Students will explain how color affects the ability of a material to reflect light and absorb heat. They will explain how less sea ice (and more dark ocean water) in the Arctic could raise Arctic and global temperatures.


Materials

For each student team:

  • desk light with 150 watt bulb
  • 2 pieces of construction paper, one black and one white
  • 2 thermometers or digital temperature probes
  • stapler
  • 2 photographs of sea ice in the Arctic

Vocabulary

  • albedo
  • solar radiation
  • sublimation
  • sea ice
  • glaciers
  • ice caps
  • ice sheets
  • feedback


Background for Teachers

The Arctic and Antarctic function as natural air conditioners for the Earth. Warm ocean currents carry heat from the tropics to the poles where the waters are then cooled. Following changes in temperature, density, and salinity, the waters continue along a complex conveyor belt system of ocean currents aided by the wind and deflected in direction by the Coriolis effect -- the influence of the Earth's rotation on moving bodies of air and water. These major ocean currents impact our weather and climate in ways scientists are still trying to fully understand.

One reason the polar regions remain cold is because much of the sunlight shining on an ice- or snow-covered surface is reflected back into the atmosphere, resulting in less heat being absorbed by the underlying land or water. Ice reflects 30-40% of any solar radiation it receives, and fresh snow can reflect as much as 75-95%. Water, which is darker, typically reflects only 2-10% and absorbs the rest as heat. The amount of light reflected by a surface is expressed as a percentage and is called the "albedo". Some clouds have an albedo as high as 90% which makes Earth appear bright when observed from space.

Much has been reported about a recent decrease in sea ice in the Arctic. Sea ice forms directly over water in contrast to glaciers, ice caps, or ice sheets that form over land. A large body of water covered with lots of sea ice will reflect much of the sunlight striking it and absorb far less solar radiation than ice-free waters. Sea ice helps maintain the cold temperatures of the underlying water and can serve as a platform from which certain Arctic animals can hunt for food. The ocean bottom can support entire ecosystems of marine organisms. Data collected by satellites show that the area of the Arctic's summer sea ice has shrunk about 15-20% since the late 1970's. Radar has been used to measure its thickness and shows a thinning of almost 40% in certain regions. A continued loss of sea ice could result in warmer Arctic waters which could impact global ocean currents. Changes in the currents could impact weather and climate in ways scientists might not be able to predict. It could also significantly impact Arctic food webs. On the other hand, there are those who believe there could be positive economic benefits, at least for some. An Arctic Ocean free of summer sea ice would open shipping lanes, resulting in shorter travel time and distance and possibly encourage more Arctic tourism.

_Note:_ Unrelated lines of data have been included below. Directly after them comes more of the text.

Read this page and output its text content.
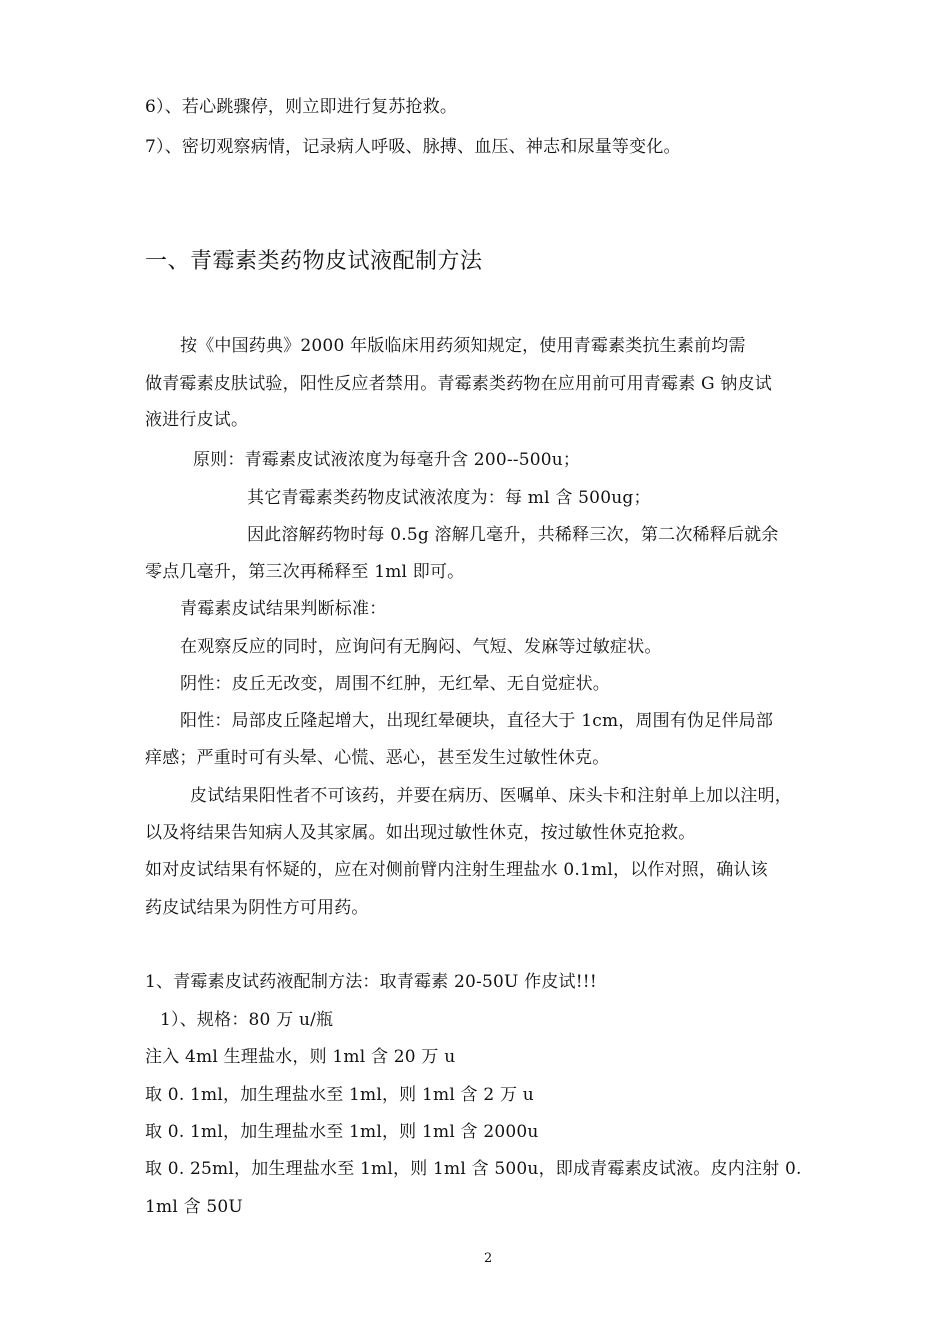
6）、若心跳骤停，则立即进行复苏抢救。
7）、密切观察病情，记录病人呼吸、脉搏、血压、神志和尿量等变化。
一、青霉素类药物皮试液配制方法
按《中国药典》2000 年版临床用药须知规定，使用青霉素类抗生素前均需
做青霉素皮肤试验，阳性反应者禁用。青霉素类药物在应用前可用青霉素 G 钠皮试
液进行皮试。
原则：青霉素皮试液浓度为每毫升含 200--500u；
其它青霉素类药物皮试液浓度为：每 ml 含 500ug；
因此溶解药物时每 0.5g 溶解几毫升，共稀释三次，第二次稀释后就余
零点几毫升，第三次再稀释至 1ml 即可。
青霉素皮试结果判断标准：
在观察反应的同时，应询问有无胸闷、气短、发麻等过敏症状。
阴性：皮丘无改变，周围不红肿，无红晕、无自觉症状。
阳性：局部皮丘隆起增大，出现红晕硬块，直径大于 1cm，周围有伪足伴局部
痒感；严重时可有头晕、心慌、恶心，甚至发生过敏性休克。
皮试结果阳性者不可该药，并要在病历、医嘱单、床头卡和注射单上加以注明，
以及将结果告知病人及其家属。如出现过敏性休克，按过敏性休克抢救。
如对皮试结果有怀疑的，应在对侧前臂内注射生理盐水 0.1ml，以作对照，确认该
药皮试结果为阴性方可用药。
1、青霉素皮试药液配制方法：取青霉素 20-50U 作皮试!!!
1）、规格：80 万 u/瓶
注入 4ml 生理盐水，则 1ml 含 20 万 u
取 0. 1ml，加生理盐水至 1ml，则 1ml 含 2 万 u
取 0. 1ml，加生理盐水至 1ml，则 1ml 含 2000u
取 0. 25ml，加生理盐水至 1ml，则 1ml 含 500u，即成青霉素皮试液。皮内注射 0.
1ml 含 50U
2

Because of the thickness of the East Antarctic ice sheet, and the fact that it sits atop a true continent rather than an ocean, scientists are currently somewhat less concerned about a warming of this region. The West Antarctic ice sheet, however, has many areas which are grounded below sea level. If processes similar to those occurring in Greenland resulted in the loss of the West Antarctica ice sheet, sea level rise becomes a huge problem that would affect coastal regions globally. Researchers continue to monitor Antarctica from space and through surface observations, in some of the most challenging and important science campaigns of the present IPY.


Instructional Procedures

Show the students a dark T-shirt and a white T-shirt. Ask them which they would prefer to wear on a hot, sunny day. Which one would help them stay cooler and why?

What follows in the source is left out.